Last Wednesday, some crew members of the auto tanker Felicity Egg noticed a plume of smoke rising from the parking lot. The ship was on its way from Europe to Davisville in the United States and was off the Portuguese archipelago of the Azores. The car was fully loaded with 4,000 VW Group vehicles, including 1,100 Porsche and 189 luxury Bentleys. The 22 crew members soon realized that extinguishing was impossible and left the ship. They were captured by a tanker sailing nearby. Then the Portuguese Navy transported the crew by helicopter to the Azores.
Six days after the ship caught fire, the flames are still burning. This is due to the large number of electric cars on board – including ID3s, e-Trons and electric Porsches. If a large lithium-ion battery catches fire, it is very difficult to put out. Usually, the fire service submerges a burning electric vehicle in a bowl of water. This is impossible if the car is on a ship in the middle of the ocean, and in a wide shock absorber with burning other electric cars.
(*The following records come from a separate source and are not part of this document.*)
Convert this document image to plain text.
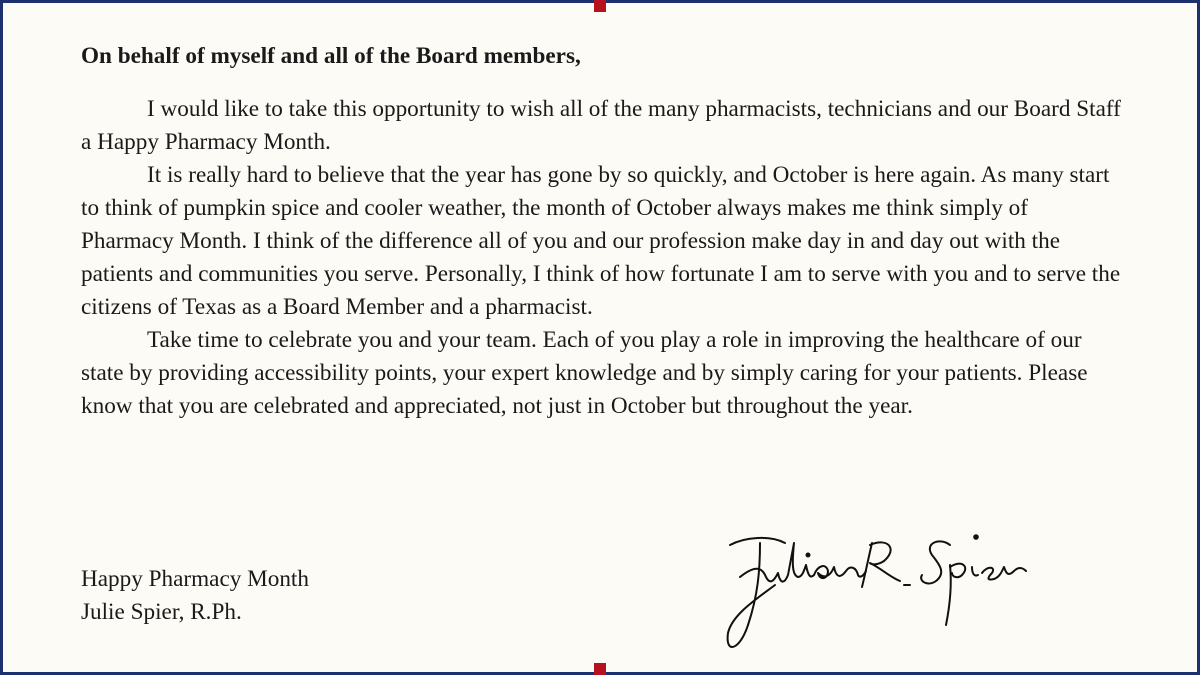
On behalf of myself and all of the Board members,

I would like to take this opportunity to wish all of the many pharmacists, technicians and our Board Staff a Happy Pharmacy Month.

It is really hard to believe that the year has gone by so quickly, and October is here again. As many start to think of pumpkin spice and cooler weather, the month of October always makes me think simply of Pharmacy Month. I think of the difference all of you and our profession make day in and day out with the patients and communities you serve. Personally, I think of how fortunate I am to serve with you and to serve the citizens of Texas as a Board Member and a pharmacist.

Take time to celebrate you and your team. Each of you play a role in improving the healthcare of our state by providing accessibility points, your expert knowledge and by simply caring for your patients. Please know that you are celebrated and appreciated, not just in October but throughout the year.

Happy Pharmacy Month
Julie Spier, R.Ph.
The cause of the fire is not yet known. There is a real chance that an electric car caught fire spontaneously. A week and a half ago, an ID3 caught fire in the parking garage of the building where De Standaard is located.
A spokesman for Boskalis in the Netherlands confirmed to the Wall Street Journal that “the fire continues because of the batteries that are still burning.” Smit Company, a subsidiary of Boskalis, is responsible for the firefighting work and towing the era of happiness. Boskalis was the company that offloaded the Ever Given cargo into the Suez Canal. A Boscalis spokesman said it was too early to say how to extinguish burning cars and how to prevent the ship from sinking.
The fire again is not good news for the auto sector. For concerns like Volkswagen, the disaster comes at a time when it is already running short of parts. If 4,000 cars are lost in a ship fire, that will increase the production backlog. For a brand like Porsche, 1,100 cars represent about 0.3 percent of annual production (300,000 cars annually).
It also raises questions about the safety of the electric vehicle. If the cause is spontaneous ignition, then the continued occurrence of such fires on motor ships cannot be excluded. Ships must be additionally secured for this purpose. For large container ships too, the question arises whether they would be easy to put out if one of the stacked containers on the upper deck (which is difficult for sprinklers to reach) caught fire and spread to other containers.